SUMNER – John Allen of the town Industrial Wind Ordinance Committee said at Thursday night’s meeting that townspeople need to understand the committee is working hard to create an ordinance that will protect resident and give the town the right to set the conditions for industrial wind development.
Allen indicated that too many people think that voting against an ordinance is a vote against wind power, while in reality adopting one is the only way they can regulate the development of projects in Sumner.
Clear Sky Energy LLC of Barnstable, Mass., has proposed erecting five wind turbines on Spruce Hills, which includes Mount Tom in the southwestern part of town.
Committee members expressed concern that their progress was not being adequately covered in the press. They discussed various ways, such as press releases and letters to the editor, to improve coverage.
The committee considered comments and suggestions presented by the public. One resident proposed that the ordinance include a provision requiring that any waivers or variances be put to a written ballot at a special town meeting. The committee decided to include this.

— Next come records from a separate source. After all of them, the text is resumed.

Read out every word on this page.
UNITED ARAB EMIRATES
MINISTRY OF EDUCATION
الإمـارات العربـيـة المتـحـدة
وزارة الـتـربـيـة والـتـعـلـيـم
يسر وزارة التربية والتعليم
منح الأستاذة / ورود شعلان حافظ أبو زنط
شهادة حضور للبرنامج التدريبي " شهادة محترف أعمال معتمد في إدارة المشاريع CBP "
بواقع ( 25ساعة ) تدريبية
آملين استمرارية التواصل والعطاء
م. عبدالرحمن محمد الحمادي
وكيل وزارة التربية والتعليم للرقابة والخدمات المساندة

Selectman Mary Ann Haxton, who moderated the Aug. 18 committee meeting, said the only questions submitted from the public then that were not answered were too project specific to be appropriate.
Danny Perron said any member of the public could submit a question to a committee member and they would try to answer it.
There was concern that some anti-wind material had not yet been posted on the town website.
Haxton said she thought this was a matter of getting the material in the right format and she would look into it.
The economic subcommittee presented a draft of the section dealing with decommissioning. It specifically was concerned with the possibility that the owner/operator of the wind turbines might not stay in business for the entire projected life of the installation. It required an escrow account or performance bond adequate to dismantle the equipment and restore the site be in place from the beginning.
The proposed section also includes a requirement that the cost of decommissioning be periodically reviewed by a professional engineer and the escrow account or performance bond be appropriately adjusted.
Resident Walter Jasniewski presented a report that indicated that he thought most people at the Aug. 18 meeting thought that when the Clear Sky Energy LLC representative said people could get 5 percent off on their electricity cost he was talking about their total electric bill. In fact, he said, the possible 5 percent only applies to the power portion of the bill and not the CMP delivery charge, which can account for more than half of the bill.
According to Jasniewski’s calculations, a person using 100 kilowatt hours per month would save less than 50 cents.